The last day of school is May 24, but next week is chock-full of activities, including sixth-grade graduation and awards day, Principal Mary Brady said. Aramark Food Services provides a cookout to all the Decatur schools this time of year, and Durfee scheduled their play day for the same day as the cookout.
“This is fun,” said Adriyah Harrison. “We're not doing any work today.”
Besides the kickball game, there were carnival games, inflatables, basketball and other activities, plus Mister Softee made a visit with plenty of frozen favorites.
Music teacher Samantha Kubil organized the activities, using last year's schedule for inspiration, but changing things up and adding some new things to keep everyone entertained and active.
“I volunteered, so I'm crazy,” she joked. “I'm just trying to do my part for the kids.”

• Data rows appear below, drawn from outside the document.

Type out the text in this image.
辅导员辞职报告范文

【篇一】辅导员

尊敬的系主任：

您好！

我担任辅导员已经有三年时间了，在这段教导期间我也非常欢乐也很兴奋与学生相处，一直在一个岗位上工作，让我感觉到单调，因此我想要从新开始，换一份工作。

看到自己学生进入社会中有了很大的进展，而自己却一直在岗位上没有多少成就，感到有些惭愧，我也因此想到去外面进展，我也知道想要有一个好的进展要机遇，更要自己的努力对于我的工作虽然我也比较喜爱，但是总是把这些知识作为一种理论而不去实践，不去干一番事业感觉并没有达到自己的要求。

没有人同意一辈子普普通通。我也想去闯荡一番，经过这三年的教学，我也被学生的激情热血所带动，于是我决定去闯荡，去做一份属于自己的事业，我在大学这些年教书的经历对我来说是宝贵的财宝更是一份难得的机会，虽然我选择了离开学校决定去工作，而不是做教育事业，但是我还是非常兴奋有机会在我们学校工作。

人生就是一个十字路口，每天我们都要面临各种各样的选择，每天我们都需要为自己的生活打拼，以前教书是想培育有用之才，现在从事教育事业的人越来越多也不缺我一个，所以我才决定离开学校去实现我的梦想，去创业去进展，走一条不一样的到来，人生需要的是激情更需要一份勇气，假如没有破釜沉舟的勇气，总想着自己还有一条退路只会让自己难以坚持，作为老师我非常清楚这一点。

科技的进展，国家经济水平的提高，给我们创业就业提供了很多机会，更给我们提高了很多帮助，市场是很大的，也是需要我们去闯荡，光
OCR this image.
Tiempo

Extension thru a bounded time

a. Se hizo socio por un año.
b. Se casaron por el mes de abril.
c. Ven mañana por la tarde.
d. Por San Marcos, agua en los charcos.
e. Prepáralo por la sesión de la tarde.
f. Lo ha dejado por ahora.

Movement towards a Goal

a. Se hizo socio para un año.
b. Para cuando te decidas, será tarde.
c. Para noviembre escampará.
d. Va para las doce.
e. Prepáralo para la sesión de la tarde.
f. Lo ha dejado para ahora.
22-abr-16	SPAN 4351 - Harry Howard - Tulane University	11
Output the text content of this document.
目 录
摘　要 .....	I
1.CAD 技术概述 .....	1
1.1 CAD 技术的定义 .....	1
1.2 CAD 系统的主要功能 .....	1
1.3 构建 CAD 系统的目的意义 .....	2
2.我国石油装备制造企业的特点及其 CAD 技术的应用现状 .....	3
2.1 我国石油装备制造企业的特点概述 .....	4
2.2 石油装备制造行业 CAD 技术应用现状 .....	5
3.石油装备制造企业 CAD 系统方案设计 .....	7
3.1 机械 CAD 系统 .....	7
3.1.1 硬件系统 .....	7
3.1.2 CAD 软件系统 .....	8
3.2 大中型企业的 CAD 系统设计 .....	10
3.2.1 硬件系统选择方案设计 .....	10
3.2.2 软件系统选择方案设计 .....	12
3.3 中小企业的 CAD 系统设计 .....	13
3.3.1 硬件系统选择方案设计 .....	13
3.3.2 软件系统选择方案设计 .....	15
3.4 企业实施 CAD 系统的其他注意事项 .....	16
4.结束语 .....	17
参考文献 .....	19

“Every year, we do a play day for kids who have earned it (with good behavior), just to go to different stations and do different things,” said fifth-grade teacher Heather Herron. “Normally, the teachers are kind of scrounging to watch their classes and run the stations.”
Fellow fifth-grade teacher Karen Walker sought out her friend Jason Crutcher, the athletic director at MacArthur High School, to ask athletes to come over to Durfee as volunteer help.
“They all do well in school and can get out of school and come here for a day,” Walker said.
High school students are required to log service learning hours as one of their graduation requirements, and helping Durfee helped them with earning some time, too, she said.
“I think they're enjoying it just as much as our kids are,” Herron said.
One of the games was “knock out,” a basketball competition in which kids tried to make a basket before an opponent did.
The students are particularly fond of competitive games and of basketball, so that was a favorite, Herron said. She joked that the high school students were reluctant to try very hard for fear of besting the younger kids, but she urged them to go ahead and do their best.
“Anything competitive, they're all about that,” Herron said, laughing.